Clark County, Nev. — which includes Las Vegas — lists six marriages for Caporali. The first was in 1985.
“That one I don’t recall,” he said. “I must have been really drunk.”
Then there was one in 1994, which he said lasted about two weeks.
The next few are more complicated:
• He married Ragsdale, his long-term common-law wife, in August 1999.
• He married Walters in October 1999. It lasted a day. On a petition for a restraining order against Walters, Caporali listed Ragsdale as his “live-in homeowner.”
• He divorced Ragsdale in February 2000.
• He married Walters again in June 2000.
Those three marriages were in Clark County. On his petition for his second divorce from Walters, he listed what is either two marriages to her the previous month, or one marriage with dates he couldn’t keep straight.
“I was quite fond of her at the time,” he said of Walters. But he couldn’t take being with her.
Walters could not be reached.
He also married Ann Louise Daley in Las Vegas in April 2007. It lasted a day, he said, but he expects to marry her in Bakersfield later this month.

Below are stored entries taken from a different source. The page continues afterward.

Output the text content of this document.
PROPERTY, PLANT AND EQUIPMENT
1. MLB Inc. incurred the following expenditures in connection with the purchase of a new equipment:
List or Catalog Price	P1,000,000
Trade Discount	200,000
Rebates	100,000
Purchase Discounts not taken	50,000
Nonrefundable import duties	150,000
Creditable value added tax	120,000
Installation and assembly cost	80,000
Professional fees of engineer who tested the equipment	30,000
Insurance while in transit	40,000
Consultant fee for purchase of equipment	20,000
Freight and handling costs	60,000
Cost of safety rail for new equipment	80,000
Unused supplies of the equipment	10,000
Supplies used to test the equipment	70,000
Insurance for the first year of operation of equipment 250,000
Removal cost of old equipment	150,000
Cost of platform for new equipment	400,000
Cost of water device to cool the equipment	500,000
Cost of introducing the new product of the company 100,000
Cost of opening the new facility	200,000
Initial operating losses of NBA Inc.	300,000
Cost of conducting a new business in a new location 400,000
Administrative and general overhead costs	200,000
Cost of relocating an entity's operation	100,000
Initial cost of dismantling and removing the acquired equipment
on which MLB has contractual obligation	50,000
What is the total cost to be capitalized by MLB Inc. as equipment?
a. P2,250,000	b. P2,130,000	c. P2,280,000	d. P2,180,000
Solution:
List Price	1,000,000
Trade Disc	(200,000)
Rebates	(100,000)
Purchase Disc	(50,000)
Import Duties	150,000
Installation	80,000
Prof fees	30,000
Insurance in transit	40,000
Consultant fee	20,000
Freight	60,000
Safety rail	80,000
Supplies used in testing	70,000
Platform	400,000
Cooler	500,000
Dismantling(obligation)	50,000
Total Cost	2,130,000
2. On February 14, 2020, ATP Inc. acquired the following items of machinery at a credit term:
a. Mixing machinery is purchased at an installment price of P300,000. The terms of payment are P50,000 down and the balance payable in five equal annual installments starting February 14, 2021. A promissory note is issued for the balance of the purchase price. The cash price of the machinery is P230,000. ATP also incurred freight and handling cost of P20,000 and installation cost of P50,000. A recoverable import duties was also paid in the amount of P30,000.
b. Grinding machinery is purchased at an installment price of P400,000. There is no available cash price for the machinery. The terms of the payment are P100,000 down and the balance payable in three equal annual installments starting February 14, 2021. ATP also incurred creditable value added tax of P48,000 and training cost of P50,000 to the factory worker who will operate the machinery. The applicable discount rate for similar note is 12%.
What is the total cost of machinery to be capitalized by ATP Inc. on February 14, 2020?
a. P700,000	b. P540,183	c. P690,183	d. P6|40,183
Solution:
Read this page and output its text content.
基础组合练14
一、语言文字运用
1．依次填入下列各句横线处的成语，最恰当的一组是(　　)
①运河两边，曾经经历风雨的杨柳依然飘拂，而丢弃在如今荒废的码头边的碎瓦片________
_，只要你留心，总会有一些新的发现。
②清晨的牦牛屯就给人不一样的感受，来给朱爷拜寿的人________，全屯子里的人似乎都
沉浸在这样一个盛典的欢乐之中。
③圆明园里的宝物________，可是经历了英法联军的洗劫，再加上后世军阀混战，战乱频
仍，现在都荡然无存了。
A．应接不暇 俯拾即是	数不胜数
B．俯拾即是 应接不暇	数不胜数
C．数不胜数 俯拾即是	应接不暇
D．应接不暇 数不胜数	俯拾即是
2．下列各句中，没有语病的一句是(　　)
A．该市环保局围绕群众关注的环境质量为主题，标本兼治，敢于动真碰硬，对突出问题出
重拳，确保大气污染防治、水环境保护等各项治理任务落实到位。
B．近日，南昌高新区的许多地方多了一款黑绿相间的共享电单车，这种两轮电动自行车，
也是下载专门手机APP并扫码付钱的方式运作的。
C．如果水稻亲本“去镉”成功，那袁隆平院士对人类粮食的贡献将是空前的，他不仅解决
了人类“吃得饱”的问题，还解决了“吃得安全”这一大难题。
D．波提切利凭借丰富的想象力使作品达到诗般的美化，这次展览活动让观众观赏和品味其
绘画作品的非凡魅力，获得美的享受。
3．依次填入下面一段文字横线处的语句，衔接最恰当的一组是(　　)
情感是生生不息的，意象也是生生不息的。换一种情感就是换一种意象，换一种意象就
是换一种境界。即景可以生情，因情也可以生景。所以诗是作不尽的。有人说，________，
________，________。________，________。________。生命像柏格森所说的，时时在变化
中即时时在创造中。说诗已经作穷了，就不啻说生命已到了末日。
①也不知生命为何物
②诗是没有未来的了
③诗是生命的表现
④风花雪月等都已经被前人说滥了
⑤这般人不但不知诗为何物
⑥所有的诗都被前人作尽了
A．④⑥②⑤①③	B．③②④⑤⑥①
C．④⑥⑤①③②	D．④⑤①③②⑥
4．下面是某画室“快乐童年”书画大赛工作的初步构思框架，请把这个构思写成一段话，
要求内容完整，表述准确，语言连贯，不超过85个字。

He now lives with Ragsdale, he said, in a home in River Oaks in southwest Bakersfield. They are not together, he said; her boyfriend lives with them.
In 1999, he shot himself in the shoulder while showing a woman how to load a gun.
ENOUGH WITH THE PERSONAL LIFE
Caporali owns what he describes as a talent agency on Stockdale Highway and says he’s trying to make a movie.
Janet Needham of Bakersfield is not a fan. She said she gave Caporali $2,000 in 1998 as an investment in making a movie called “The Messenger” — about an alien computer virus. He promised her $10,000 in two years, but never came through.
She has set up a Web site chronicling what she calls her “ongoing saga to expose Joseph Caporali as a fraud.”
Caporali claims she was supposed to go on his radio talk show, but didn’t. That was breach of contract, he said, so he wrote it off.
When she showed up this year wanting money, he offered her the $2,000, he said.
Caporali was also sued in Los Angeles by two men who won a $2.85 million judgment against him. An associate of his, Stephen Combs, hired two men to work on a remake of the 1963 horror film “The Sadist,” which Caporali says he owns the rights to.
Caporali said the court dismissed the judgment against him. The men who sued him, Bill Rigopoulos and Gary Hoffman, could not be reached and confirmation of the dismissal couldn’t immediately be found.
Mayor Harvey Hall, who is seeking a a third term starting with the June primary, said he won't make an issue of Caporali’s personal life or anyone else’s. He said he will focus on his own campaign and why he deserves to be mayor again.
“That's not for me to concern myself with,” he said of the personal stuff. “That's good fodder, I suppose, but I don't care.”